Si les gouvernements ne cessent pas de venir en aide aux uns et aux autres, ou bien les consommateurs verront leurs choix réduits, ou bien ils seront dans l’obligation de payer davantage pour obtenir les mêmes services. Tout le monde y perd à long terme, y compris ceux qui obtiennent les faveurs de l’État à court terme. Les consommateurs devraient être en mesure de choisir leurs partenaires d’échange économique de la même façon qu’ils choisissent leurs amis, soit sans aucune contrainte de l’État. Plus cette liberté économique est grande, plus les gens s’enrichissent.
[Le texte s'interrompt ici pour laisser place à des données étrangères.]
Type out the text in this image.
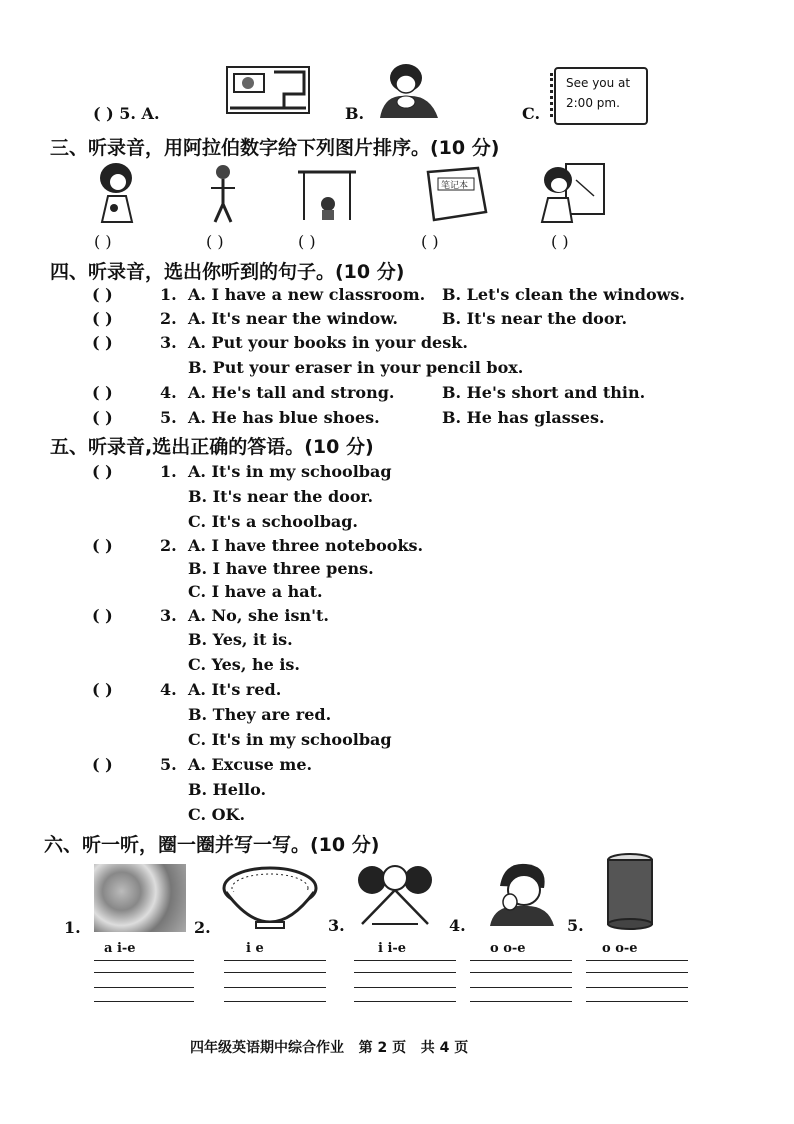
( ) 5. A.	B.	C.
See you at
2:00 pm.
三、听录音，用阿拉伯数字给下列图片排序。(10 分)
笔记本
( )	( )	( )	( )	( )
四、听录音，选出你听到的句子。(10 分)
( )	1. A. I have a new classroom. B. Let's clean the windows.
( )	2. A. It's near the window.	B. It's near the door.
( )	3. A. Put your books in your desk.
B. Put your eraser in your pencil box.
( )	4. A. He's tall and strong.	B. He's short and thin.
( )	5. A. He has blue shoes.	B. He has glasses.
五、听录音,选出正确的答语。(10 分)
( )	1. A. It's in my schoolbag
B. It's near the door.
C. It's a schoolbag.
( )	2. A. I have three notebooks.
B. I have three pens.
C. I have a hat.
( )	3. A. No, she isn't.
B. Yes, it is.
C. Yes, he is.
( )	4. A. It's red.
B. They are red.
C. It's in my schoolbag
( )	5. A. Excuse me.
B. Hello.
C. OK.
六、听一听，圈一圈并写一写。(10 分)
1.	2.	3.	4.	5.
a i-e	i e	i i-e	o o-e	o o-e
四年级英语期中综合作业   第 2 页   共 4 页
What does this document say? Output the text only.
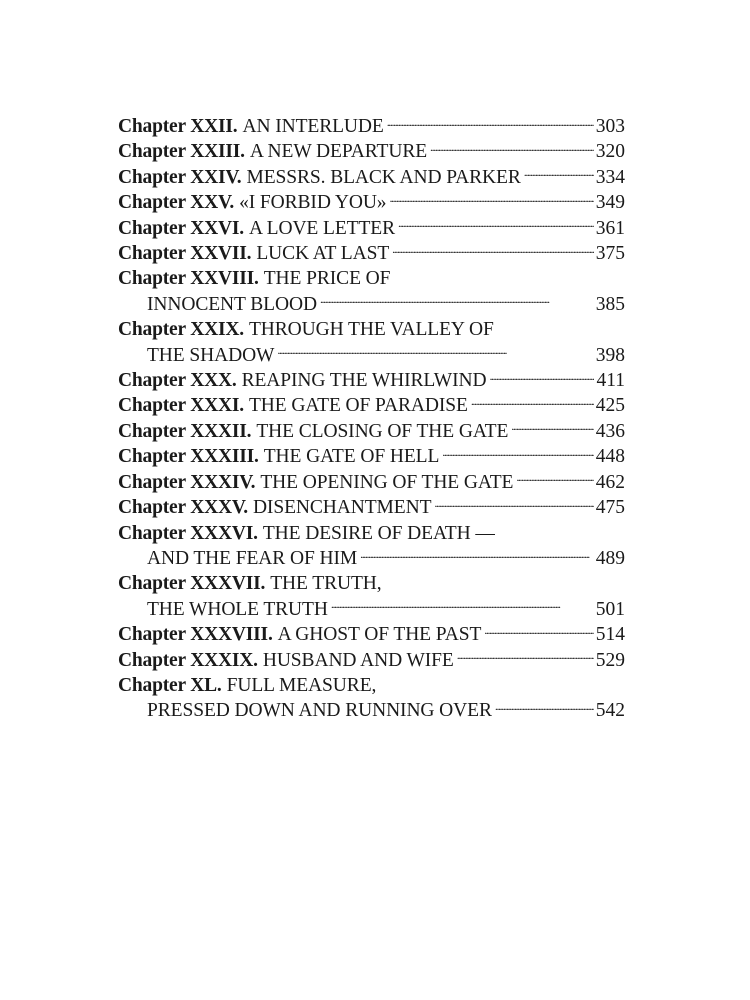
Chapter XXII. AN INTERLUDE . . .	303
Chapter XXIII. A NEW DEPARTURE . . .	320
Chapter XXIV. MESSRS. BLACK AND PARKER . . .	334
Chapter XXV. «I FORBID YOU» . . .	349
Chapter XXVI. A LOVE LETTER . . .	361
Chapter XXVII. LUCK AT LAST . . .	375
Chapter XXVIII. THE PRICE OF
INNOCENT BLOOD . . .	385
Chapter XXIX. THROUGH THE VALLEY OF
THE SHADOW . . .	398
Chapter XXX. REAPING THE WHIRLWIND . . .	411
Chapter XXXI. THE GATE OF PARADISE . . .	425
Chapter XXXII. THE CLOSING OF THE GATE . . .	436
Chapter XXXIII. THE GATE OF HELL . . .	448
Chapter XXXIV. THE OPENING OF THE GATE . . .	462
Chapter XXXV. DISENCHANTMENT . . .	475
Chapter XXXVI. THE DESIRE OF DEATH —
AND THE FEAR OF HIM . . .	489
Chapter XXXVII. THE TRUTH,
THE WHOLE TRUTH . . .	501
Chapter XXXVIII. A GHOST OF THE PAST . . .	514
Chapter XXXIX. HUSBAND AND WIFE . . .	529
Chapter XL. FULL MEASURE,
PRESSED DOWN AND RUNNING OVER . . .	542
Lorsque l’État impose ses choix, comme il le fait aujourd’hui à un rythme accéléré, la perte n’est pas seulement économique, mais elle est aussi sociale. L’État se présente comme le grand pacificateur, alors qu’il favorise des individus et des entreprises au détriment des autres. Non seulement crée-t-il une division entre «étrangers» et «citoyens», mais il en attise une autre entre les citoyens eux-mêmes. Les choix de l’État ne correspondront jamais aux choix de tous les consommateurs. Plus il impose les siens, plus les leurs sont réduits. L’État n’est pas conçu pour aider. Qu’on se le dise et qu’on le réduise.